New human experiences demand new words to describe them and new garments in which to experience them. Last summer at Zegna, Alessandro Sartori used the term phygital to describe his house’s first foray into a hybrid show format that compensated for the lack of IRL with a massively amplified online articulation. Although Sartori acknowledged in a preview this week that the portmanteau has been used before—“in photography and software”—he added that the term felt fit-for-purpose to describe a new form of show “in which for the majority of people who would not have been at the show physically there is a lot more to see and understand.”
While phygital has since been widely adopted across the industry, it is not the only Zegna-driven innovation Sartori is plotting to place in fashion’s vernacular. Hand in hand with this updating of the texts and yarns of his house’s storytelling vocabulary, he is working to shape a new menswear dialect that fits a reshaped world. That world was evoked in a film showing his models walking through various landmarks of “New” Milan, including Piazza Olivetti, the new Bocconi campus, and Zegna’s own HQ.
Just like the architecture in which they were framed, the clothes on show were hyper-contemporary yet contained echoes of past forms; some jackets in suede or felted cashmere bore lapels split at the collarbone, or pockets cut on the hip. Fine knit or even nylon turtlenecks—loose at the throat to create a fresh substitute for the shirt collar and consign to history the tie—had buttonable cuff details.
These details were nods to a lineage of traditional tailoring that increasingly seems relegated to habit and history, yet the philosophy of tailoring was refreshed and applied to forms once deemed beyond it.

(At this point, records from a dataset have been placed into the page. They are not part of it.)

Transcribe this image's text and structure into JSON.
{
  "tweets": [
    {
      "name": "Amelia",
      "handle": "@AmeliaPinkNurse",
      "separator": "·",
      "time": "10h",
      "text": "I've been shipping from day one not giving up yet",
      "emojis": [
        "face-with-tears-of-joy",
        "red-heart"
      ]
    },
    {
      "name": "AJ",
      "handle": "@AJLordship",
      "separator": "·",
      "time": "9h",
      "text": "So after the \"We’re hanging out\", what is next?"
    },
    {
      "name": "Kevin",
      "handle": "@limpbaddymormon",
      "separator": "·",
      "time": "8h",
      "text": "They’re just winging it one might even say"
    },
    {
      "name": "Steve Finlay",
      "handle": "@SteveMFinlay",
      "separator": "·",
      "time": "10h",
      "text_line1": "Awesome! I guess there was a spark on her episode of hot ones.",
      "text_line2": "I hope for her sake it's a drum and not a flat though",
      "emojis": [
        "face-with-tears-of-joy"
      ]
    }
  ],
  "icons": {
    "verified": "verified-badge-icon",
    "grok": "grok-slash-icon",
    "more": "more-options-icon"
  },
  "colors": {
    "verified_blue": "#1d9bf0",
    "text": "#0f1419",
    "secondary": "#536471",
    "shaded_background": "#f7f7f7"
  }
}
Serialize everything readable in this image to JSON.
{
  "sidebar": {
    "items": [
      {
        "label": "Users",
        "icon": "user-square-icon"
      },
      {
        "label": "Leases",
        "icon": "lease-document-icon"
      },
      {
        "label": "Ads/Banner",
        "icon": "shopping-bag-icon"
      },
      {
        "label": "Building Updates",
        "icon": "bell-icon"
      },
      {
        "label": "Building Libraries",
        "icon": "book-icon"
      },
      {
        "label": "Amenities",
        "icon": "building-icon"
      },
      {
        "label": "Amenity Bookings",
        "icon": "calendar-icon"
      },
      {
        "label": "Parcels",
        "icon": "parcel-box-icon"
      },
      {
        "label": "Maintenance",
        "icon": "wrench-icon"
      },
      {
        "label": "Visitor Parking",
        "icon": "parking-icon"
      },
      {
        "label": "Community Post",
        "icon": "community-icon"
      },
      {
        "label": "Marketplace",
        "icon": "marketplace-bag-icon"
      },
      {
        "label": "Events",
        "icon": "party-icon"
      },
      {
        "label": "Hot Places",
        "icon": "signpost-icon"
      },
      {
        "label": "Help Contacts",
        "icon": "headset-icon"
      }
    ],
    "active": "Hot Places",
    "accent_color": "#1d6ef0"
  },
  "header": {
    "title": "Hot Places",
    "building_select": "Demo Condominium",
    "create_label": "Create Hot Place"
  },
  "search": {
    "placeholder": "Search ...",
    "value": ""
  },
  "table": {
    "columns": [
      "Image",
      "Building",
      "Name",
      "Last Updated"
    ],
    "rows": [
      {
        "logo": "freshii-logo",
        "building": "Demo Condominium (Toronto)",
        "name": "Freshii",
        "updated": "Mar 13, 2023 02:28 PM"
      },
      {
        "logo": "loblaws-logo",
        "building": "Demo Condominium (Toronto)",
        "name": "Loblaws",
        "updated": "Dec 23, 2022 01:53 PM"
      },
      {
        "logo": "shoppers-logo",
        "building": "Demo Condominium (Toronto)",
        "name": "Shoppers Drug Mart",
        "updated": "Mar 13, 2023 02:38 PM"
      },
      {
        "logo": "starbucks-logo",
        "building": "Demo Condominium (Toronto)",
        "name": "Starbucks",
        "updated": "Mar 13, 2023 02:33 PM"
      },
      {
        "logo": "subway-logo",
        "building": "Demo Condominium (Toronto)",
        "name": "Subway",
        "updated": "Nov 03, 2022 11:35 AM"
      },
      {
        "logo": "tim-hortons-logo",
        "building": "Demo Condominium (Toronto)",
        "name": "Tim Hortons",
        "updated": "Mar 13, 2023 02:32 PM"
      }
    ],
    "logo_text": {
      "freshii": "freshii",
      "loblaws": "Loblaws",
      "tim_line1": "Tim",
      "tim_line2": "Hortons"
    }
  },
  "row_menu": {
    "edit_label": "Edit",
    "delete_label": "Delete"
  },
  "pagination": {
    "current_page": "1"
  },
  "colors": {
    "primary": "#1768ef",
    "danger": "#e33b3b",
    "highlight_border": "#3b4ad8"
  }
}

Chore coats, updated leisure suits, and softened outwear—often with slit sides to allow the hands to nestle in cozy internal pockets—will all be offered on a made-to-measure basis for men and women. Like the single shoe style of the collection—a rubber-sole, shearling-lined slipper—these garments were built to service a post-pandemic world in which business life is expanded beyond the office to the home, or as Sartori put it, “a world where the indoor and the outdoor are colliding.” The indoor world was shown via a studio set of 12 open-wall rooms in which the models lived their best Zegna lives, sometimes connected, sometimes apart.
To reflect Sartori’s collision, traditional tweeds were presented in sportswear-informed full looks. The canonical pattern of houndstooth was reproduced and in sections distorted on jacquard outerwear and knitwear as a graphic nod to the accelerated unraveling of long-entrenched ways of living and working. Sportswear was further luxurified, but not made precious, in some outrageous but highly wearable shearling sweatpants. A high-neck sleeveless gray tabard in felted cashmere was a workwear-reminiscent buffer garment that you could see making the jacket redundant.
The striped jacquard wool suit and overcoat and many of the cashmere jersey pieces were in line with the Zegna “Use the Existing” policy of presenting its collections in fabrics made from materials recovered during the manufacturing process, a philosophy that is continuously being expanded in partnership with house suppliers to apply right down to shoe linings. Other items, like a long green coat in quilted suede or oversized sweaters decorated with stitched leather, might have been entirely new to existence yet demanded to be worn into vintage old age.
Sartori and his team called this collection “The (Re)Set”: It represented an ambitious refiguring for a house that is working to coin the clothes of the future rather than rely on the return of past habits.